Korikrã’s memories were included in the report presented in the Congress of Americanists in Vienna. In 1910, after two years of international pressure against the ongoing Indigenous massacre in Brazil, the SPI was founded. It later became the National Indian Foundation (FUNAI).

“To tell our history is our weapon. People have to know we exist and our problems,” says Ndilli, remembering his great-aunt’s story.

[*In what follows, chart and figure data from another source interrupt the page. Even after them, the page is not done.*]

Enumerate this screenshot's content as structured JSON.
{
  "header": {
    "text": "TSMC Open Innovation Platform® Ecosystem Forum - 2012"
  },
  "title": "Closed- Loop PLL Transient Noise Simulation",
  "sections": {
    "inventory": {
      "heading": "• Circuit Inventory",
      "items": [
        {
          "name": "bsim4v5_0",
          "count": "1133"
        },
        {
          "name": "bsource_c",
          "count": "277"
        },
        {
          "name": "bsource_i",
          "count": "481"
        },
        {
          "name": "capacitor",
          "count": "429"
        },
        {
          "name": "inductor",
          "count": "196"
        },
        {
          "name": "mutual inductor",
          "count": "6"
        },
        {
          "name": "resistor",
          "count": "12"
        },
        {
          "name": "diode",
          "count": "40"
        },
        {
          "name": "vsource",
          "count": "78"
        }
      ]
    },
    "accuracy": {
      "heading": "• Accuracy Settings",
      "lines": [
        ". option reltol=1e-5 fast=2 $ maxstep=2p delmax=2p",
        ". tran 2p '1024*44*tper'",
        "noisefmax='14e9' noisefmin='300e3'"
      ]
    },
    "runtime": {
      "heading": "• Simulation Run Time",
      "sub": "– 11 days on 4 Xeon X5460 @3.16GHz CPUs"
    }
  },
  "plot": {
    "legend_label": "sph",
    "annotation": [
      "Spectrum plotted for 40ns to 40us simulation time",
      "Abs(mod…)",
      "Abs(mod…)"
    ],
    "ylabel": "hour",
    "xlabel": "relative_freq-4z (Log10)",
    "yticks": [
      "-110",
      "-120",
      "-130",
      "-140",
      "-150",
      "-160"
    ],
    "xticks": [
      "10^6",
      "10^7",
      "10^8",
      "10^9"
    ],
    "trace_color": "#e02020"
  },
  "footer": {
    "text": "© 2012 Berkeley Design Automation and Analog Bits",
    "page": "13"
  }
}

In the past five years, two shocking murders of Indigenous people took place in the state of Santa Catarina. First, two-year-old baby Vitor Kaingang was beheaded while breastfeeding in his mother’s lap, in January 2016. Then Xokleng professor, Marcondes Namblá, was beaten to death in January 2018.

Namblá was killed when selling ice cream during the summer vacation. Besides teaching, he was the judge of the Laklãnõ Territory. He was a crucial figure in the community, who contributed to understanding land rights and demanding demarcation. Namblá used to monitor the logging and tobacco companies in the region.

A tobacco plantation in the Xokleng territory. Photo by Clara Comandolli.

While the politically and economically powerful agribusiness industry have dedicated resources to the case, Xokleng people are now struggling to meet their basic needs during the coronavirus pandemic. Many people lack basic prevention items such as masks or hand sanitizer.

Ana Patté says her mother has been sewing face masks for those in need. The community is also taking turns day and night in the sanitary barriers set up on the edges of the Indigenous hamlets, which have blocked circulation since March.

There are no coronavirus cases in the Xokleng population, but the first case was confirmed in a nearby city in late May. The Xokleng re-enforced social isolation measures in their territory and only urgent services are authorized to enter, health care vehicles and the employees responsible for water supply. “We are having a serious problem of lack of water. It hasn’t rained for months. It is a change in the climate,” explains Patté.

While the Xokleng wait for the day the court case will be decided, they survive the present crisis, together.

In the absence of state help, Patté says, “We count on the collaboration of the community.”